The Minister for Agriculture’s popularity on the ground will be tested next year when the country goes to the polls, but Simon Coveney is confident that his Government has worked exceptionally hard for farmers and rural Ireland.

“I’d love to be back in this department in the next election. Our record, by the time the next election comes around, will be very, very strong in agriculture.”

In an interview with Agriland recently, Minister Coveney said that he’s looking forward to the election and that this Government has been “hugely farmer friendly”.

“You live and die by elections and we’ve been working really hard as a Government. This department has been reinforcing the message that this Government has been hugely farmer friendly. Previous Governments talked about agriculture as a twilight industry, they talked about closing agricultural colleges.”

This Government sees agriculture as the most important part of the Irish economy, without exception – Minister Coveney.

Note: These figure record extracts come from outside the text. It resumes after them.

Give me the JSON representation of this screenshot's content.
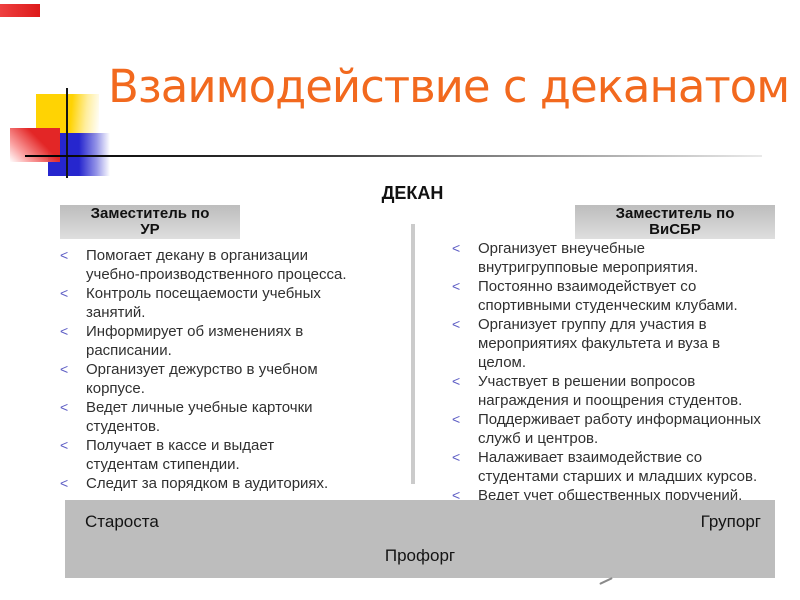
{
  "slide_title": "Взаимодействие с деканатом",
  "dean_label": "ДЕКАН",
  "bullet_char": "<",
  "left_column": {
    "header_line1": "Заместитель по",
    "header_line2": "УР",
    "items": [
      "Помогает декану в организации\nучебно-производственного процесса.",
      "Контроль посещаемости учебных\nзанятий.",
      "Информирует об изменениях в\nрасписании.",
      "Организует дежурство в учебном\nкорпусе.",
      "Ведет личные учебные карточки\nстудентов.",
      "Получает в кассе и выдает\nстудентам стипендии.",
      "Следит за порядком в аудиториях."
    ]
  },
  "right_column": {
    "header_line1": "Заместитель по",
    "header_line2": "ВиСБР",
    "items": [
      "Организует внеучебные\nвнутригрупповые мероприятия.",
      "Постоянно взаимодействует со\nспортивными студенческим клубами.",
      "Организует группу для участия в\nмероприятиях факультета и вуза в\nцелом.",
      "Участвует в решении вопросов\nнаграждения и поощрения студентов.",
      "Поддерживает работу информационных\nслужб и центров.",
      "Налаживает взаимодействие со\nстудентами старших и младших курсов.",
      "Ведет учет общественных поручений."
    ]
  },
  "bottom_bar": {
    "left_label": "Староста",
    "right_label": "Групорг",
    "center_label": "Профорг"
  },
  "colors": {
    "title-color": "#F2691E",
    "bullet-color": "#5C5CC4",
    "text-color": "#303030",
    "header-top": "#BDBDBD",
    "header-bottom": "#DEDEDE",
    "bar-color": "#BDBDBD",
    "divider-color": "#CBCBCB",
    "accent-yellow": "#FFD303",
    "accent-red": "#E32626",
    "accent-blue": "#2626CE"
  }
}
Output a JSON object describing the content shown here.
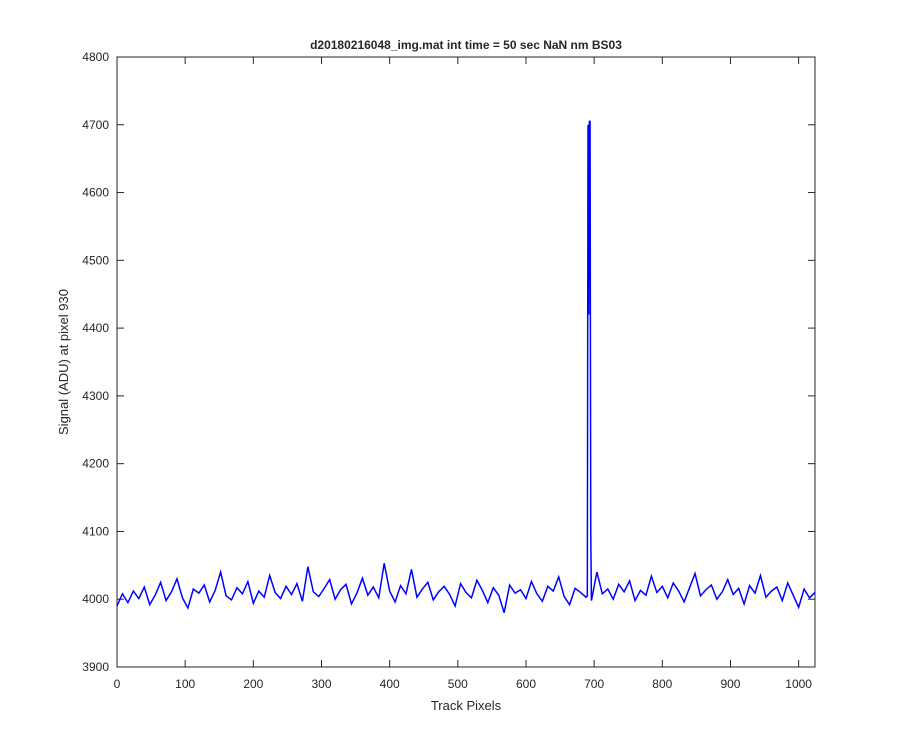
{
  "chart_data": {
    "type": "line",
    "title": "d20180216048_img.mat int time = 50 sec  NaN nm BS03",
    "x_label": "Track Pixels",
    "y_label": "Signal (ADU) at pixel 930",
    "xlim": [
      0,
      1024
    ],
    "ylim": [
      3900,
      4800
    ],
    "xticks": [
      0,
      100,
      200,
      300,
      400,
      500,
      600,
      700,
      800,
      900,
      1000
    ],
    "yticks": [
      3900,
      4000,
      4100,
      4200,
      4300,
      4400,
      4500,
      4600,
      4700,
      4800
    ],
    "grid": false,
    "x": [
      0,
      8,
      16,
      24,
      32,
      40,
      48,
      56,
      64,
      72,
      80,
      88,
      96,
      104,
      112,
      120,
      128,
      136,
      144,
      152,
      160,
      168,
      176,
      184,
      192,
      200,
      208,
      216,
      224,
      232,
      240,
      248,
      256,
      264,
      272,
      280,
      288,
      296,
      304,
      312,
      320,
      328,
      336,
      344,
      352,
      360,
      368,
      376,
      384,
      392,
      400,
      408,
      416,
      424,
      432,
      440,
      448,
      456,
      464,
      472,
      480,
      488,
      496,
      504,
      512,
      520,
      528,
      536,
      544,
      552,
      560,
      568,
      576,
      584,
      592,
      600,
      608,
      616,
      624,
      632,
      640,
      648,
      656,
      664,
      672,
      680,
      688,
      690,
      691,
      692,
      693,
      694,
      695,
      696,
      704,
      712,
      720,
      728,
      736,
      744,
      752,
      760,
      768,
      776,
      784,
      792,
      800,
      808,
      816,
      824,
      832,
      840,
      848,
      856,
      864,
      872,
      880,
      888,
      896,
      904,
      912,
      920,
      928,
      936,
      944,
      952,
      960,
      968,
      976,
      984,
      992,
      1000,
      1008,
      1016,
      1024
    ],
    "series": [
      {
        "color": "#0000ff",
        "values": [
          3990,
          4008,
          3995,
          4012,
          4001,
          4018,
          3992,
          4006,
          4025,
          3998,
          4011,
          4030,
          4002,
          3987,
          4015,
          4009,
          4021,
          3996,
          4013,
          4040,
          4005,
          3999,
          4017,
          4008,
          4026,
          3994,
          4012,
          4003,
          4035,
          4010,
          4001,
          4019,
          4007,
          4023,
          3997,
          4048,
          4011,
          4004,
          4016,
          4029,
          4000,
          4014,
          4022,
          3993,
          4009,
          4031,
          4006,
          4018,
          4002,
          4053,
          4012,
          3996,
          4020,
          4008,
          4044,
          4003,
          4015,
          4025,
          3999,
          4011,
          4019,
          4007,
          3990,
          4023,
          4010,
          4002,
          4028,
          4013,
          3995,
          4017,
          4006,
          3980,
          4021,
          4009,
          4014,
          4001,
          4026,
          4008,
          3997,
          4019,
          4012,
          4033,
          4004,
          3992,
          4016,
          4010,
          4003,
          4005,
          4700,
          4420,
          4705,
          4705,
          4100,
          3998,
          4040,
          4008,
          4015,
          4000,
          4022,
          4011,
          4027,
          3998,
          4013,
          4006,
          4034,
          4010,
          4019,
          4002,
          4024,
          4012,
          3996,
          4017,
          4038,
          4005,
          4014,
          4021,
          4000,
          4011,
          4029,
          4007,
          4016,
          3993,
          4020,
          4009,
          4035,
          4003,
          4012,
          4018,
          3998,
          4024,
          4006,
          3988,
          4015,
          4002,
          4010
        ]
      }
    ]
  }
}
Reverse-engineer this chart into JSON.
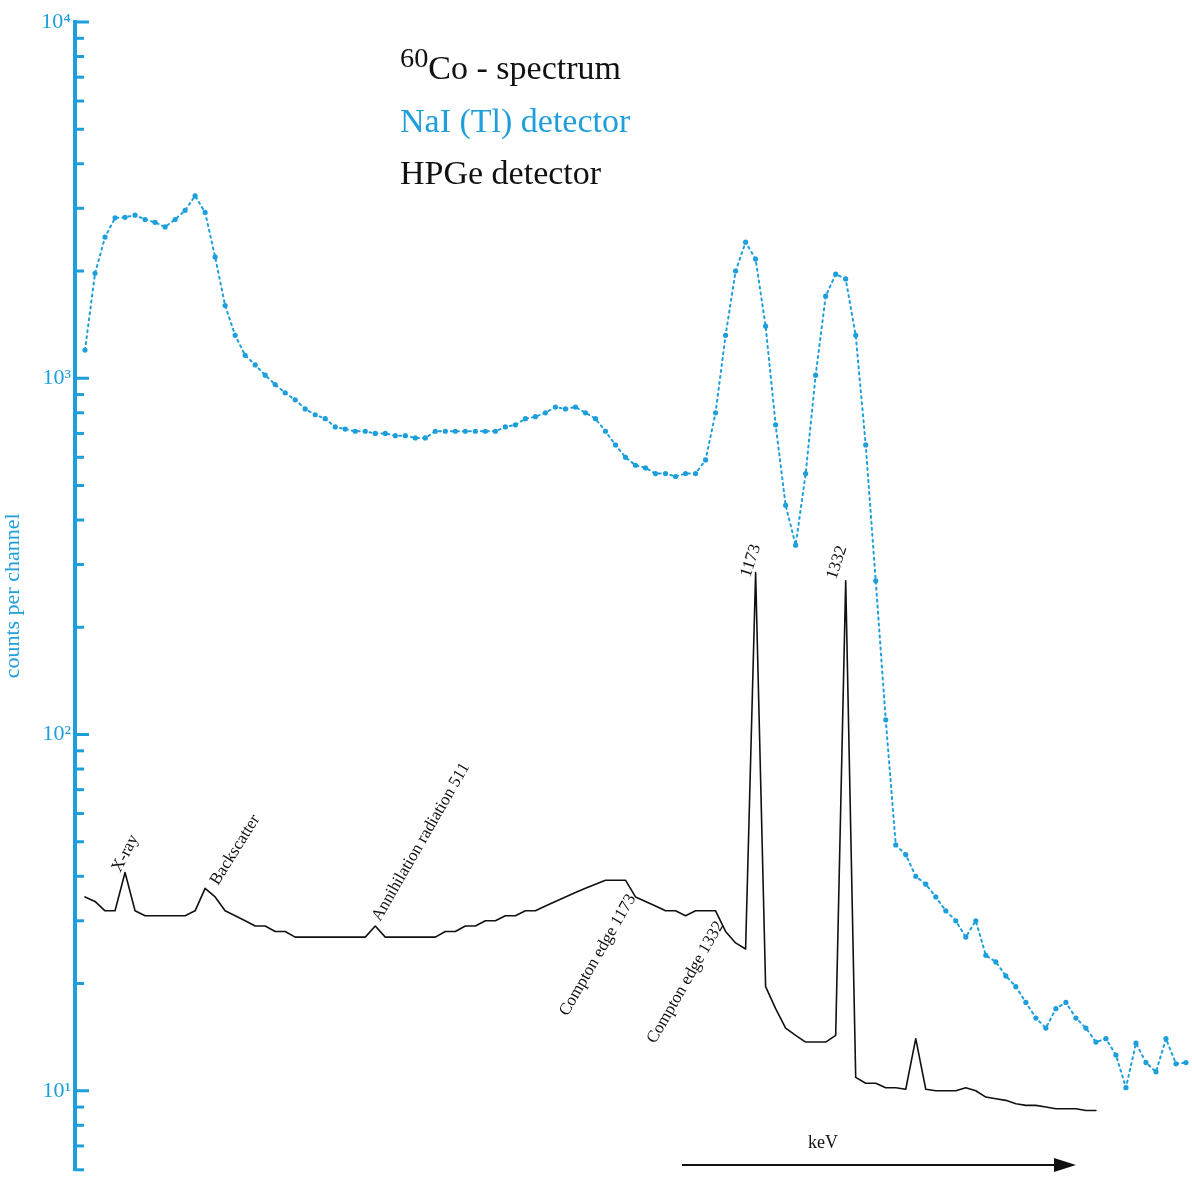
{
  "chart_data": {
    "type": "line",
    "title": "$^{60}$Co - spectrum",
    "ylabel": "counts per channel",
    "xlabel": "keV",
    "legend": "top",
    "log": "y",
    "grid": false,
    "categories": [
      null,
      null,
      null,
      null,
      null,
      null,
      null,
      null,
      null,
      null,
      null,
      null,
      null,
      null,
      null,
      null,
      null,
      null,
      null,
      null,
      null,
      null,
      null,
      null,
      null,
      null,
      null,
      null,
      null,
      null,
      null,
      null,
      null,
      null,
      null,
      null,
      null,
      null,
      null,
      null,
      null,
      null,
      null,
      null,
      null,
      null,
      null,
      null,
      null,
      null,
      null,
      null,
      null,
      null,
      null,
      null,
      null,
      null,
      null,
      null,
      null,
      null,
      null,
      null,
      null,
      null,
      null,
      null,
      null,
      null,
      null,
      null,
      null,
      null,
      null,
      null,
      null,
      null,
      null,
      null,
      null,
      null,
      null,
      null,
      null,
      null,
      null,
      null,
      null,
      null,
      null,
      null,
      null,
      null,
      null,
      null,
      null,
      null,
      null,
      null,
      null,
      null,
      null,
      null,
      null,
      null,
      null,
      null,
      null,
      null,
      null,
      null
    ],
    "ylim": [
      6,
      10000
    ],
    "yticks": [
      {
        "value": 6,
        "label": null
      },
      {
        "value": 7,
        "label": null
      },
      {
        "value": 8,
        "label": null
      },
      {
        "value": 9,
        "label": null
      },
      {
        "value": 10,
        "label": "10¹"
      },
      {
        "value": 20,
        "label": null
      },
      {
        "value": 30,
        "label": null
      },
      {
        "value": 40,
        "label": null
      },
      {
        "value": 50,
        "label": null
      },
      {
        "value": 60,
        "label": null
      },
      {
        "value": 70,
        "label": null
      },
      {
        "value": 80,
        "label": null
      },
      {
        "value": 90,
        "label": null
      },
      {
        "value": 100,
        "label": "10²"
      },
      {
        "value": 200,
        "label": null
      },
      {
        "value": 300,
        "label": null
      },
      {
        "value": 400,
        "label": null
      },
      {
        "value": 500,
        "label": null
      },
      {
        "value": 600,
        "label": null
      },
      {
        "value": 700,
        "label": null
      },
      {
        "value": 800,
        "label": null
      },
      {
        "value": 900,
        "label": null
      },
      {
        "value": 1000,
        "label": "10³"
      },
      {
        "value": 2000,
        "label": null
      },
      {
        "value": 3000,
        "label": null
      },
      {
        "value": 4000,
        "label": null
      },
      {
        "value": 5000,
        "label": null
      },
      {
        "value": 6000,
        "label": null
      },
      {
        "value": 7000,
        "label": null
      },
      {
        "value": 8000,
        "label": null
      },
      {
        "value": 9000,
        "label": null
      },
      {
        "value": 10000,
        "label": "10⁴"
      }
    ],
    "series": [
      {
        "name": "NaI (Tl) detector",
        "color": "#1e9fdc",
        "marker": "circle",
        "line_style": "dotted",
        "values": [
          null,
          1200,
          1970,
          2490,
          2820,
          2830,
          2870,
          2790,
          2740,
          2660,
          2790,
          2960,
          3250,
          2920,
          2190,
          1600,
          1320,
          1160,
          1090,
          1020,
          960,
          910,
          870,
          820,
          790,
          770,
          730,
          720,
          710,
          710,
          700,
          700,
          690,
          690,
          680,
          680,
          710,
          710,
          710,
          710,
          710,
          710,
          710,
          730,
          740,
          770,
          780,
          800,
          830,
          820,
          830,
          800,
          770,
          710,
          650,
          600,
          570,
          560,
          540,
          540,
          530,
          540,
          540,
          590,
          800,
          1320,
          2000,
          2410,
          2160,
          1400,
          740,
          440,
          340,
          540,
          1020,
          1700,
          1960,
          1900,
          1320,
          650,
          270,
          110,
          49,
          46,
          40,
          38,
          35,
          32,
          30,
          27,
          30,
          24,
          23,
          21,
          19.6,
          17.7,
          16,
          15,
          17,
          17.7,
          16,
          15,
          13.7,
          14,
          12.6,
          10.2,
          13.6,
          12,
          11.3,
          14,
          11.9,
          12
        ]
      },
      {
        "name": "HPGe detector",
        "color": "#111111",
        "marker": "none",
        "line_style": "solid",
        "values": [
          null,
          35,
          34,
          32,
          32,
          41,
          32,
          31,
          31,
          31,
          31,
          31,
          32,
          37,
          35,
          32,
          31,
          30,
          29,
          29,
          28,
          28,
          27,
          27,
          27,
          27,
          27,
          27,
          27,
          27,
          29,
          27,
          27,
          27,
          27,
          27,
          27,
          28,
          28,
          29,
          29,
          30,
          30,
          31,
          31,
          32,
          32,
          33,
          34,
          35,
          36,
          37,
          38,
          39,
          39,
          39,
          35,
          34,
          33,
          32,
          32,
          31,
          32,
          32,
          32,
          28,
          26,
          25,
          285,
          19.6,
          17,
          15,
          14.3,
          13.7,
          13.7,
          13.7,
          14.3,
          270,
          10.9,
          10.5,
          10.5,
          10.2,
          10.2,
          10.1,
          14,
          10.1,
          10,
          10,
          10,
          10.2,
          10,
          9.6,
          9.5,
          9.4,
          9.2,
          9.1,
          9.1,
          9,
          8.9,
          8.9,
          8.9,
          8.8,
          8.8,
          null,
          null,
          null,
          null,
          null,
          null,
          null,
          null,
          null
        ]
      }
    ],
    "annotations": [
      "X-ray",
      "Backscatter",
      "Annihilation radiation 511",
      "Compton edge 1173",
      "Compton edge 1332",
      "1173",
      "1332"
    ]
  }
}
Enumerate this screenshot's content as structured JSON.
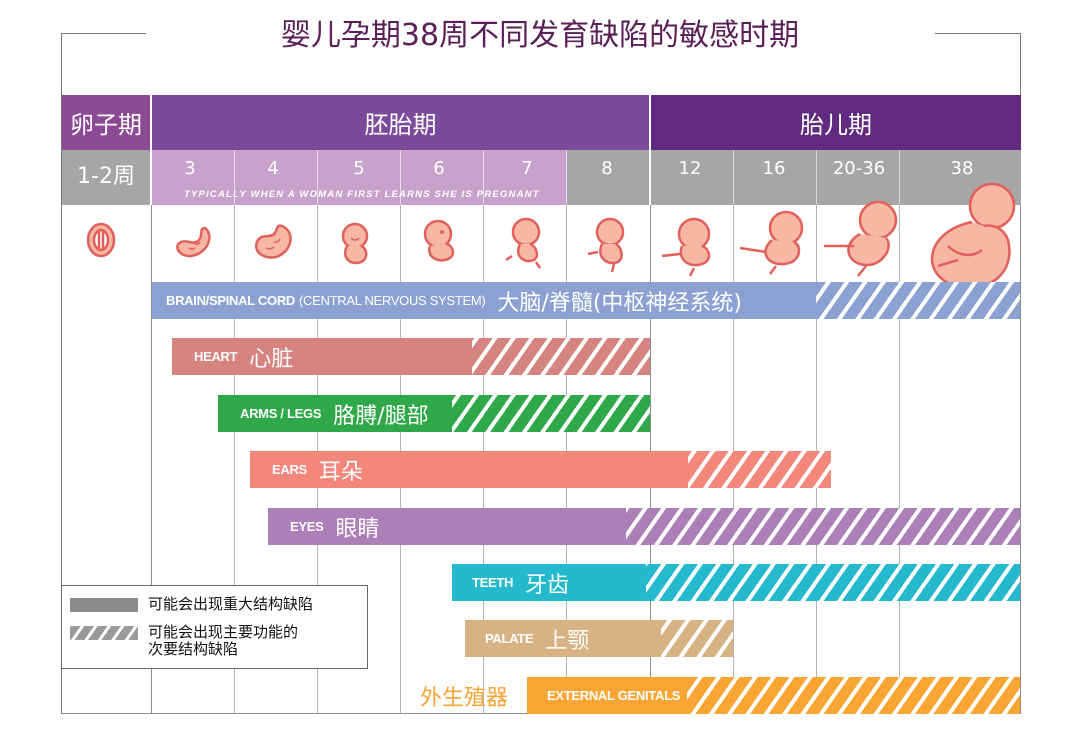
{
  "title": "婴儿孕期38周不同发育缺陷的敏感时期",
  "periods": {
    "ovum": "卵子期",
    "embryonic": "胚胎期",
    "fetal": "胎儿期"
  },
  "weeks": [
    "1-2周",
    "3",
    "4",
    "5",
    "6",
    "7",
    "8",
    "12",
    "16",
    "20-36",
    "38"
  ],
  "pregnancy_note": "TYPICALLY WHEN A WOMAN FIRST LEARNS SHE IS PREGNANT",
  "bars": [
    {
      "en": "BRAIN/SPINAL CORD",
      "en_sub": "(CENTRAL NERVOUS SYSTEM)",
      "cn": "大脑/脊髓(中枢神经系统)",
      "color": "#8aa1d2"
    },
    {
      "en": "HEART",
      "cn": "心脏",
      "color": "#d5847f"
    },
    {
      "en": "ARMS / LEGS",
      "cn": "胳膊/腿部",
      "color": "#2fa84a"
    },
    {
      "en": "EARS",
      "cn": "耳朵",
      "color": "#f3877b"
    },
    {
      "en": "EYES",
      "cn": "眼睛",
      "color": "#ad7fb8"
    },
    {
      "en": "TEETH",
      "cn": "牙齿",
      "color": "#24b9cc"
    },
    {
      "en": "PALATE",
      "cn": "上颚",
      "color": "#d7b384"
    },
    {
      "en": "EXTERNAL GENITALS",
      "cn": "外生殖器",
      "color": "#f8a533"
    }
  ],
  "legend": {
    "major": "可能会出现重大结构缺陷",
    "minor_line1": "可能会出现主要功能的",
    "minor_line2": "次要结构缺陷"
  },
  "colors": {
    "title": "#5a1f57",
    "ovum_header": "#8c4a95",
    "embryonic_header": "#7b4a9b",
    "fetal_header": "#5f2a80",
    "week_gray": "#a6a6a6",
    "week_light_purple": "#c8a2cc",
    "embryo_fill": "#f7b7a3",
    "embryo_stroke": "#e0605a"
  }
}
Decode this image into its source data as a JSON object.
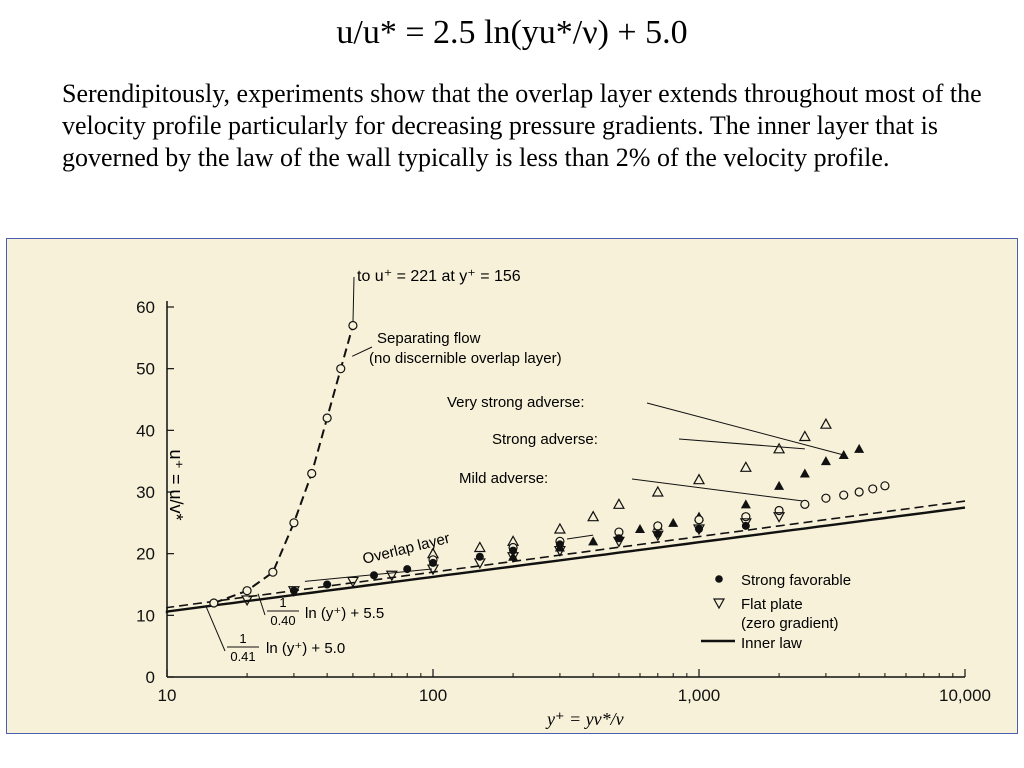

Agriculture, he said, employs close on 200,000 people and the sector has performed exceptionally well in the last few years. “Agriculture is a big priority for this government and will be for the next Government if we are involved in it.”

He also said that it’s not just the Department of Agriculture saying that. “If you look at Michael Noonan’s budget speeches, the sector that has been singled out each time has been agriculture. The last budget saw a year-long negotiation around a €300m tax package for farmers.

“Agriculture is a big, big priority for Fine Gael.”


As for the future of the industry, he said the next five to 10 years for the agriculture sector will be “fantastic” and it can look forward to continued growth and expansion during that time.

There will be challenges, food scares, fraud issues, fodder issues and weather to contend with, he said, but Irish food is getting and better each year and is more and more in demand across the globe. “And, that means more employment.

“Rural Ireland is changing but farming is doing a huge amount to help rural Ireland and as we see a roll out of broadband and tourism grows there is a lot to look for.”